Prediction of cerebral vasospasm value of fibrinogen degradation products (FDP) in the cerebro-spinal fluid (CSF) for prediction of vasospasm following subarachnoid haemorrhage due to a ruptured aneurysm.

Abstract

In a new treatment regimen with antifibrinolytic drugs in patients with aneurysmal subarachnoid haemorrhages, we have systematically controlled the level of fibrinogen degradation products (FDP) in the cerebrospinal fluid (CSF). The frequency of severe vasospasm with clinical ischaemia has been compared with the patient's initial level of FDP. Fifty patients have been included in this study. (All in Hunt and Hess's grades I or II on their arrival.) Patients with a secondary deterioration unrelated to vasospasm were excluded.
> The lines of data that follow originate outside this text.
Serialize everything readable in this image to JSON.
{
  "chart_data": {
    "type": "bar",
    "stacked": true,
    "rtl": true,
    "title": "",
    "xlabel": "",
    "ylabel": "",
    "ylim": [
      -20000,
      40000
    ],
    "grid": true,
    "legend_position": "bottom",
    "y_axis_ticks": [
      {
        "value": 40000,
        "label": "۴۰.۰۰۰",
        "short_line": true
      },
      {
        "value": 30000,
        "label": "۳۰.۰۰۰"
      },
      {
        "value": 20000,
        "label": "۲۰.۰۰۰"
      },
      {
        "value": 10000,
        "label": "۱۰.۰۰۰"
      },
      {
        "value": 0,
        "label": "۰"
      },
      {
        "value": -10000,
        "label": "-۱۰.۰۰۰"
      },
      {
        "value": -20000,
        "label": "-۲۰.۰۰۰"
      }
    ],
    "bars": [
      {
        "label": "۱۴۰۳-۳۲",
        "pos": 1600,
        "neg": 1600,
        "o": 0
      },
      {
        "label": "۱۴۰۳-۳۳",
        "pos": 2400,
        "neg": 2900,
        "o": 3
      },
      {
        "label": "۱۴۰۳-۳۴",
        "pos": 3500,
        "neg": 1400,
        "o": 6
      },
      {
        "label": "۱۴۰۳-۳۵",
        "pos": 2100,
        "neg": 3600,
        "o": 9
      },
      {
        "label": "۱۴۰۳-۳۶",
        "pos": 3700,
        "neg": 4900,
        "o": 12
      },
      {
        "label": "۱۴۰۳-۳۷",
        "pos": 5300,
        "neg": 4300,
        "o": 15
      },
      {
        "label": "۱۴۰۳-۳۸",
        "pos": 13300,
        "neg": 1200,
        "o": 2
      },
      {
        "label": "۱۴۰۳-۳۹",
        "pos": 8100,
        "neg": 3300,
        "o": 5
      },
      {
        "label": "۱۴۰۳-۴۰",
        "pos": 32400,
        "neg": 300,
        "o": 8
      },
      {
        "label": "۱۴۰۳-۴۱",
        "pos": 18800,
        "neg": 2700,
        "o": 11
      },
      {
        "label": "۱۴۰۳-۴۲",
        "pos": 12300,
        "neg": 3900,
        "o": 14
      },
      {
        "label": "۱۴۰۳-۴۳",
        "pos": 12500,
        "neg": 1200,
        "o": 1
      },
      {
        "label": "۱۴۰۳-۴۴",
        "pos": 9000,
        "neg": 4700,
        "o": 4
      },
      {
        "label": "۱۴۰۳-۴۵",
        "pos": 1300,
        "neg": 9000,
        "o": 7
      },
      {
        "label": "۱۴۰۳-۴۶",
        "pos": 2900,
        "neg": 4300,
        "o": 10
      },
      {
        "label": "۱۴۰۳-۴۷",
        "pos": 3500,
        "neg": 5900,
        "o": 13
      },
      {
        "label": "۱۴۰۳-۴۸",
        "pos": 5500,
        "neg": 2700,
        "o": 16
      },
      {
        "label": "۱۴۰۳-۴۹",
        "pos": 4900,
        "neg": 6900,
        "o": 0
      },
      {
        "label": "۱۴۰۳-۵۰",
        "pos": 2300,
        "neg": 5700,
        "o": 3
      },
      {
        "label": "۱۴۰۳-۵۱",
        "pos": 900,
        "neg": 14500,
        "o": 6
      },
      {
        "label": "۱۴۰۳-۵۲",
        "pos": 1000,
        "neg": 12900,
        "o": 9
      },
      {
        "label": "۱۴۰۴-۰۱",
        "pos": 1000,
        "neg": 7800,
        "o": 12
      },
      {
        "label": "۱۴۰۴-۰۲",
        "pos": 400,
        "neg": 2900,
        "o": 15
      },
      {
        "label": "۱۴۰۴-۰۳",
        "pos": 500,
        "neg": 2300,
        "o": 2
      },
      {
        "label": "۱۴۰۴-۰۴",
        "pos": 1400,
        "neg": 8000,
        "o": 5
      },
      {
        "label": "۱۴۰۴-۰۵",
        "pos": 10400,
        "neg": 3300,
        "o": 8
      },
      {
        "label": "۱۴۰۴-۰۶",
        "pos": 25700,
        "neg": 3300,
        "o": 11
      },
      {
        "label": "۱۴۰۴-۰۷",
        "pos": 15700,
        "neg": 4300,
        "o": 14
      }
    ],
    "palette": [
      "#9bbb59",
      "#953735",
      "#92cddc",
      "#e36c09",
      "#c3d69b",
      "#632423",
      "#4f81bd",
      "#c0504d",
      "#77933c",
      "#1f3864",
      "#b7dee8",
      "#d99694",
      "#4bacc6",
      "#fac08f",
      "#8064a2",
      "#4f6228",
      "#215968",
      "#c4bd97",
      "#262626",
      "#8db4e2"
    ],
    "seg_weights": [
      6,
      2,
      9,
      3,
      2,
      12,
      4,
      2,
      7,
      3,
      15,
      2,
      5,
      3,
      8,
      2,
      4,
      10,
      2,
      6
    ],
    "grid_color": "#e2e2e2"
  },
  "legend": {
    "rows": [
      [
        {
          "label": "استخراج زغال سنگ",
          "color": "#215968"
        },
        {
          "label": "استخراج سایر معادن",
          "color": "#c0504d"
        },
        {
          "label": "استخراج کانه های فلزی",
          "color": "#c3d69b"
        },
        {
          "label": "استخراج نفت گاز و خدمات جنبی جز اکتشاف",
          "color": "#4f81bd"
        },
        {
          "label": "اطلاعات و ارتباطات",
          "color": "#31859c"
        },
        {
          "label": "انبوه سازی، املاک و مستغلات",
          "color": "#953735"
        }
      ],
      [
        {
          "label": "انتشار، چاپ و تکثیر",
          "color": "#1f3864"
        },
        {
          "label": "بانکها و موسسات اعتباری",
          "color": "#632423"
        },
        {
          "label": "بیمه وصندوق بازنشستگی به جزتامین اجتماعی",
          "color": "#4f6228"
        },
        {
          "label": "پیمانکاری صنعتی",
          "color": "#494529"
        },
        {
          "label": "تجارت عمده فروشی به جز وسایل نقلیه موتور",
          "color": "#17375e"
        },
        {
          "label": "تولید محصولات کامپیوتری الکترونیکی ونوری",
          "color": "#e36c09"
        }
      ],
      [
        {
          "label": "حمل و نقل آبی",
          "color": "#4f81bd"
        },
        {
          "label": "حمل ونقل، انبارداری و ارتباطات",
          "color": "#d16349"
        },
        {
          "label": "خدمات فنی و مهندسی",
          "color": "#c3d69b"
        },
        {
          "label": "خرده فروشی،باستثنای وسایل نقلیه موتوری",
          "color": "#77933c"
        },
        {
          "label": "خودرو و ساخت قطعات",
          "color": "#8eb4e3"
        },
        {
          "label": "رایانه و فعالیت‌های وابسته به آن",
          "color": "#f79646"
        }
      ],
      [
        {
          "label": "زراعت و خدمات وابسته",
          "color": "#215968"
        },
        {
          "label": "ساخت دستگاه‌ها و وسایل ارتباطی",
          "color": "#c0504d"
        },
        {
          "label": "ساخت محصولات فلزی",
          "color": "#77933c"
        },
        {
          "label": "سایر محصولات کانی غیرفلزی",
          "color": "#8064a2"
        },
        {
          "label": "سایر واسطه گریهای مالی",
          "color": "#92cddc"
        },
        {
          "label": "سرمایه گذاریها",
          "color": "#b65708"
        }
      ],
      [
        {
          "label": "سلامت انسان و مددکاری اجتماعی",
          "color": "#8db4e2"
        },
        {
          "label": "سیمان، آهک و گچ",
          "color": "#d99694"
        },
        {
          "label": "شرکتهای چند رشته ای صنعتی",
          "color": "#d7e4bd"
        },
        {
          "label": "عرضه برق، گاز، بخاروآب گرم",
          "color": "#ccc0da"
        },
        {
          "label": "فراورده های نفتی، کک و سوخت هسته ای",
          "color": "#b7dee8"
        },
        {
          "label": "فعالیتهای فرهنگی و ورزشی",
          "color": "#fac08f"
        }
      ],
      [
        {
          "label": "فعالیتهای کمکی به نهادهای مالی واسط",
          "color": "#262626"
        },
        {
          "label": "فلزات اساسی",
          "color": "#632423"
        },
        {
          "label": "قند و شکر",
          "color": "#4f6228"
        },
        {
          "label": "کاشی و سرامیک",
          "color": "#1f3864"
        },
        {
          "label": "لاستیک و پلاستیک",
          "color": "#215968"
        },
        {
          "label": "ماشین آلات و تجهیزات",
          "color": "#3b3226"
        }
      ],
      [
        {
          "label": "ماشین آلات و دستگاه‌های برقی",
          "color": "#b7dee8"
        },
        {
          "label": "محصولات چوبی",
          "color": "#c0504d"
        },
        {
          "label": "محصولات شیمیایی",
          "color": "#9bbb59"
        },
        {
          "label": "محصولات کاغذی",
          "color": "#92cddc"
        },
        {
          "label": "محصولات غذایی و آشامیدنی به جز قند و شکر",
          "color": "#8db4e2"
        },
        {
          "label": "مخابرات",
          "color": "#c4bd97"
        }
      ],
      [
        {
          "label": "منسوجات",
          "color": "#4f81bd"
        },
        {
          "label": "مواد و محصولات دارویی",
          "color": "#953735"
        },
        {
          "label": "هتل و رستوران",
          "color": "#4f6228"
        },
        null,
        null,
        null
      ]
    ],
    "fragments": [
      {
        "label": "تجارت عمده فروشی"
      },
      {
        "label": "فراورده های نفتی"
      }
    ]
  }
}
The FDP levels were measured in the first three days following the bleeding and we were informed of them at the end of the study. The diagnosis of severe vasospasm was confirmed by arteriography and computed tomography (CT) and it was named "severe" when accompanied with signs of clinical ischaemia. Twenty patients developed a severe vasospasm with clinical ischaemia. In these patients, the mean value of the initial FDP level was between 80 and 320 mcg/ml compared with 20 to 80 mcg/ml for those who had not developed clinical ischaemia (p = 0.0009). Furthermore, two different groups may be discriminated by their initial FDP level: FDP greater than 80 mcg/ml; n = 23, 65% severe vasospasm; FDP less than 80 mcg/ml; n = 27.8% no severe vasospasm (p less than 0.001). These results do not imply a direct role of FDP in pathophysiological mechanisms of vasospasm, but they suggest a relationship between the clot lysis and the appearance of vasospasm with clinical ischaemia. To our knowledge this is the first time that such a predictive role can be attributed to the initial FDP level in the prognosis of vasospasm.